Coronal magnetic field diagnostics via the Hanle effect of Lyman series lines

The magnetic field plays a major role in the physics of the solar corona. However, there are no direct measurements of this physical parameter. We describe a method that can provide the most direct determination of the vector magnetic field in the extended corona (i.e., at heliocentric heights between 1.2 R(solar radius) and 2.0 R(solar radius)). The method is based on polarimetric observations of UV lines of the Lyman series, that is, Lyman alpha (Ly-alpha), lambda 1216 A, Lyman beta (Ly-beta), lambda 1025 A, and Lyman gamma (Ly-gamma), lambda 972 A. These lines have a collisional and a resonantly scattered component. Linear polarization is induced in the resonant component by the anisotropy in the chromospheric radiation field that illuminates the corona.
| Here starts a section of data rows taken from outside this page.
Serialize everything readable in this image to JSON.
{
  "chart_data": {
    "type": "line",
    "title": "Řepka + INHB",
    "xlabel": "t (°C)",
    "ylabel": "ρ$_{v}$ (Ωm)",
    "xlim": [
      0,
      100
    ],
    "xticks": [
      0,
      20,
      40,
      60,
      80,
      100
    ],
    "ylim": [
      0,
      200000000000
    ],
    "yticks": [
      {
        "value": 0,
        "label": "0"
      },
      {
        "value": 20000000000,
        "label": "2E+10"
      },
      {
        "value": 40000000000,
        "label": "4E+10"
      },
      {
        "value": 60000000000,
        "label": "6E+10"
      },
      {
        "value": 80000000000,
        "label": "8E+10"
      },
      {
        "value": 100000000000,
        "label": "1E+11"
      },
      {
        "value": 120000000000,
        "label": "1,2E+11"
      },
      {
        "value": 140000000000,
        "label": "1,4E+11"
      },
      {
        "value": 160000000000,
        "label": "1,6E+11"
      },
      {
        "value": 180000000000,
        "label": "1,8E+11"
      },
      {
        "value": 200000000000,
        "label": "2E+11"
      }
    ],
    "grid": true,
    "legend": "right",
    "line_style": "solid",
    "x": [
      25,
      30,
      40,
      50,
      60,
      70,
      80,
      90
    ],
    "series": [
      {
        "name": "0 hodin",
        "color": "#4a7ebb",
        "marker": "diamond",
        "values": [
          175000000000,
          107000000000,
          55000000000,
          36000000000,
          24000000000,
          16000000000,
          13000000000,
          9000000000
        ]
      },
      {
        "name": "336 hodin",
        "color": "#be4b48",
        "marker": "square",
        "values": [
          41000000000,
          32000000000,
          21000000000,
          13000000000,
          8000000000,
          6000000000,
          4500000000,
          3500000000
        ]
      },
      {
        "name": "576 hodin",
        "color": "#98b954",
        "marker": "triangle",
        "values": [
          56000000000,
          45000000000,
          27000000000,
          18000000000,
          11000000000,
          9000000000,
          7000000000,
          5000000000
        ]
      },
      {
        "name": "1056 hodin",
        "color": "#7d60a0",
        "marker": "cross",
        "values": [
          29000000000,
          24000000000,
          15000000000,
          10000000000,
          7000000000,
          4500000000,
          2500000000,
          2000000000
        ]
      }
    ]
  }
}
Magnetic fields can be suitably determined through the effects that they induce on this resonance polarization (Hanle effect). The Hanle effect of the Ly-alpha is sensitive to field strengths in the 10 - 100 gauss range. The resonance polarization of Ly-beta and Ly-gamma is sensitive, through the Hanle effect, to fields with strengths between 3 - 30 gauss, and 0.3 - 6 gauss, respectively. We describe a new method for separating the resonant from the collisional component of the Ly-beta and Ly-gamma; the method is based on the approximation, valid within 10%, that the collisional component of the Ly-alpha is negligible, in typical coronal conditions. From the intensity and the polarization of the resonant components of these Lyman lines, the strength and direction of coronal fields can be determined. We model the sensitivity of Hanle-effect diagnostics for different coronal structures (e.g., coronal holes and loops).